Surprises in data
When you get access to some data, a first step is to see if you understand it: do the variables measure what you expect, are there surprising values, and so on. Often, you will be surprised by some of the results. Almost always this is because the data mean something a bit different from what you expected. Sometimes there are errors. Occasionally there is outright fraud.
Elon Musk and DOG-E have been looking at US Social Security data. They created a table of Social Security-eligible people not recorded as dead and noticed that (a) some of them were surprisingly old, and (b) the total added up to more than the US population.
That’s a good first step, as I said. The next step is to think about possible explanations (as Dan Davies says: “if you don’t make predictions, you won’t know when to be surprised”). The first two I thought of were people leaving the US after working long enough to be eligible for Social Security (like, for example, me) and missing death records for old people (the vital statistics records weren’t as good in the 19th century as they are now).
After that, the proper procedure is to ask someone or look for some documentation, rather than just to go with your first guess. It’s quite likely that someone else has already observed the existence of records with unreasonable ages and looked for an explanation.

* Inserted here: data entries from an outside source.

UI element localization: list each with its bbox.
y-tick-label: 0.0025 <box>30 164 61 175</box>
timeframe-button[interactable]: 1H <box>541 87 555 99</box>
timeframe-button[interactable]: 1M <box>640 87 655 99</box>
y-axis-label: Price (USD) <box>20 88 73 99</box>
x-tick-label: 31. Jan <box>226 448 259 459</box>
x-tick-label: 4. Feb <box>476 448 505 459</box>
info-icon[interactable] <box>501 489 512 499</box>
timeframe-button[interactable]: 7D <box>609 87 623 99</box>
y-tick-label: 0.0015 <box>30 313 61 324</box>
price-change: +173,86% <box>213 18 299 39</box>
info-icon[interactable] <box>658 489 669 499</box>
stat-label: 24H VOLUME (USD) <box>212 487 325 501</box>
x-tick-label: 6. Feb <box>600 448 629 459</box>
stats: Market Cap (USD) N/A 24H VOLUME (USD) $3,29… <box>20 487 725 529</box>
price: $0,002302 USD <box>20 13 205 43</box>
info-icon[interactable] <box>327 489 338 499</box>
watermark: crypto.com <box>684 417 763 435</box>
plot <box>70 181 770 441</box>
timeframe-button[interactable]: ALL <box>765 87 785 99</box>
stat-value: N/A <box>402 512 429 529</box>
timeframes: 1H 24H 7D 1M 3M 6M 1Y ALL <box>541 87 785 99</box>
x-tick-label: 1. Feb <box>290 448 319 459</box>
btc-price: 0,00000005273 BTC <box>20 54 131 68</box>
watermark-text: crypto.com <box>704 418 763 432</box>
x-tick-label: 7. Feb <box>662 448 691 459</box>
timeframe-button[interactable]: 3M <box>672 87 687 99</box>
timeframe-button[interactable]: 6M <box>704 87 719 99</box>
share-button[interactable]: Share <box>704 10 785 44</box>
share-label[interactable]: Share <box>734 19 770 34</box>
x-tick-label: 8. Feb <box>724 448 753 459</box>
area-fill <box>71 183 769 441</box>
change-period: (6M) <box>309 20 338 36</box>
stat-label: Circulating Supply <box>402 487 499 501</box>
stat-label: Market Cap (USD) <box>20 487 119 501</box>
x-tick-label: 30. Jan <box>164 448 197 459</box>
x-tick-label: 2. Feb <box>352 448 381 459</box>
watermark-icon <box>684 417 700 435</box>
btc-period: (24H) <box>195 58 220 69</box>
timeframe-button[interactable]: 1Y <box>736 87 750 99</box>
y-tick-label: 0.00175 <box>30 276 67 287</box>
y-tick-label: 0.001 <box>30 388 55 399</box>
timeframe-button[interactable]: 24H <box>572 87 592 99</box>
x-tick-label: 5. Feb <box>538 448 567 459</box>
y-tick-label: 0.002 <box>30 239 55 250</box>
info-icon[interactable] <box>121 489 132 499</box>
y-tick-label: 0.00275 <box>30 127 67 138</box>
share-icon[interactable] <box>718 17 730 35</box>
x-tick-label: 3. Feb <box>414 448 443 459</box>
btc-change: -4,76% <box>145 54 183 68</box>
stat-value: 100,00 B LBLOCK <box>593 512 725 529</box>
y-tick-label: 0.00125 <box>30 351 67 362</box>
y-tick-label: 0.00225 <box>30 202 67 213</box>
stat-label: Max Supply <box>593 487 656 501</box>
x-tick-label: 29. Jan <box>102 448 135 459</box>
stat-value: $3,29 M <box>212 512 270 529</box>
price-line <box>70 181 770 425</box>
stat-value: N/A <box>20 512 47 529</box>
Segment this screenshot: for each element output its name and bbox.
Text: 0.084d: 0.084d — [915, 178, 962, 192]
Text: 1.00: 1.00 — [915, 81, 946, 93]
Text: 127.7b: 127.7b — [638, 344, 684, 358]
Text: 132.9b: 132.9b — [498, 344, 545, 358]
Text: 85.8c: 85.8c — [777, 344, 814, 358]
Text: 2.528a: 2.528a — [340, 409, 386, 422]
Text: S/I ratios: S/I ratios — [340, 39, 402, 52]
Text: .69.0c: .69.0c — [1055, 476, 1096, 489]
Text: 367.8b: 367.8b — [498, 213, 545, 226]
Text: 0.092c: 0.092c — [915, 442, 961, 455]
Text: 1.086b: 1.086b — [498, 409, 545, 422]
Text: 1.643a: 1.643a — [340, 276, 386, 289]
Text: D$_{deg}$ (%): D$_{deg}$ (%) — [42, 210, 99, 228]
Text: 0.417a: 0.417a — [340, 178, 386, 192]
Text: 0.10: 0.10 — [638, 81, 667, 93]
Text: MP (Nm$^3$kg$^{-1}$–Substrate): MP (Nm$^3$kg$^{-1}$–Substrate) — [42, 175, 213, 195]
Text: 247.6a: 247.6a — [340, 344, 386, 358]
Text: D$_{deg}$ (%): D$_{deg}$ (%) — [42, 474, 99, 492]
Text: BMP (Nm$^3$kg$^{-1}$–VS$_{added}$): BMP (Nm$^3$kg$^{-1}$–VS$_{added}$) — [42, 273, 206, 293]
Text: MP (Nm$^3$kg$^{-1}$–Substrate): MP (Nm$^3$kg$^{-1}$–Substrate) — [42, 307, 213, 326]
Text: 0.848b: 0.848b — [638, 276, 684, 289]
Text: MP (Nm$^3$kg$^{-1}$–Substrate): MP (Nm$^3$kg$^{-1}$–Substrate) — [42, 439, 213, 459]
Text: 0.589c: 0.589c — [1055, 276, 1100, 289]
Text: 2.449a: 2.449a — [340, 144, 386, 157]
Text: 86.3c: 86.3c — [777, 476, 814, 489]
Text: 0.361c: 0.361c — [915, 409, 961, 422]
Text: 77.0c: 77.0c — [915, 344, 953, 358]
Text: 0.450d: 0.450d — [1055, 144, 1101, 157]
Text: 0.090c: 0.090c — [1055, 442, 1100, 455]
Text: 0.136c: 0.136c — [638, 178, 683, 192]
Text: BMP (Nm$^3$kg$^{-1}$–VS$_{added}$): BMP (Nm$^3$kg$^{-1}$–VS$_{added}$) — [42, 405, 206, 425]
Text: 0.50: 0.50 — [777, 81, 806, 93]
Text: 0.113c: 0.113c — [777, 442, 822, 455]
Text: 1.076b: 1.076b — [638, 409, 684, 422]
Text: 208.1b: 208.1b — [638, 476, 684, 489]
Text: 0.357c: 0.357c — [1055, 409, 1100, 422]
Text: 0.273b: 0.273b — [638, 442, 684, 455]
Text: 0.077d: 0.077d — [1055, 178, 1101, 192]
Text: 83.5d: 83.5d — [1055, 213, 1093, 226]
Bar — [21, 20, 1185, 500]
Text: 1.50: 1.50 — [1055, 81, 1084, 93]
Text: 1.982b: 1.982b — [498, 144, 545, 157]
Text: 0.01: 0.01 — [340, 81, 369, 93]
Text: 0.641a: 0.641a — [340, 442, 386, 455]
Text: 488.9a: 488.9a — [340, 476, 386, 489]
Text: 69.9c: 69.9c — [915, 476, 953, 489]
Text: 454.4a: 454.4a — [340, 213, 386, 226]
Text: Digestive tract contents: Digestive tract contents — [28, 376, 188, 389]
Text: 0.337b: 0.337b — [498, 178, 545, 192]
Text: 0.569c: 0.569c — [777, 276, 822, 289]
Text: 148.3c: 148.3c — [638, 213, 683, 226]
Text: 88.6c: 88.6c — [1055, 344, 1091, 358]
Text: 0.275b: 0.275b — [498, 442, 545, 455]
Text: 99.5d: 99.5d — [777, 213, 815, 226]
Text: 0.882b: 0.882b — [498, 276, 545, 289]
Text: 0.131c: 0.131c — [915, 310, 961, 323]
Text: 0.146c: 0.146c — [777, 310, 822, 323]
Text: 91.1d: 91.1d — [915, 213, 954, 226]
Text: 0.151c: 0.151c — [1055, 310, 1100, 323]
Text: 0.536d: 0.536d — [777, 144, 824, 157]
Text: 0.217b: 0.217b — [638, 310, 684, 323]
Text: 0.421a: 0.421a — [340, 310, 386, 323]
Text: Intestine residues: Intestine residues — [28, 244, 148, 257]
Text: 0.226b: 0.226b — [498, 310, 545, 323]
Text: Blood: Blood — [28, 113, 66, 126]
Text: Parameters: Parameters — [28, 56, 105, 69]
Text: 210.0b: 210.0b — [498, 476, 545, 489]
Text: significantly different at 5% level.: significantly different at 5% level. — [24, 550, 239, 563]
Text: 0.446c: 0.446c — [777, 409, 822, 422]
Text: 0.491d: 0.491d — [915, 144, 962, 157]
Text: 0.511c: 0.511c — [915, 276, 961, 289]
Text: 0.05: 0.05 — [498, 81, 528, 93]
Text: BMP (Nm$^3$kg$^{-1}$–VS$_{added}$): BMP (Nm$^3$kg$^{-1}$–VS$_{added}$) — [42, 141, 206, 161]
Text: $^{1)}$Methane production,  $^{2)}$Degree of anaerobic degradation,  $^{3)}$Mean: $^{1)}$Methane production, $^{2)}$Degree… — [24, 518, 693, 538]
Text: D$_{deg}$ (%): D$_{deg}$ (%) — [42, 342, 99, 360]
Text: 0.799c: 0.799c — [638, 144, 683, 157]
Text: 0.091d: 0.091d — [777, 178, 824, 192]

In this case, one would find (eg, by following economist Justin Wolfers) a 2023 report “Numberholders Age 100 or Older Who Did Not Have Death Information on the Numident” (PDF), a report by the Office of the Inspector General, which said that the very elderly ‘vampires collecting Social Security’ were neither vampires nor collecting Social Security, but were real people whose deaths hadn’t been recorded. This was presumably a follow-up to a 2015 story where identity fraud was involved — but again, the government wasn’t losing money, because it wasn’t paying money out to dead people.
The excess population at younger years isn’t explained by this report, but again, the next step is to see what is already known by the people who spend their whole careers working with the data, rather than to decide the explanation is the first thing that comes to mind.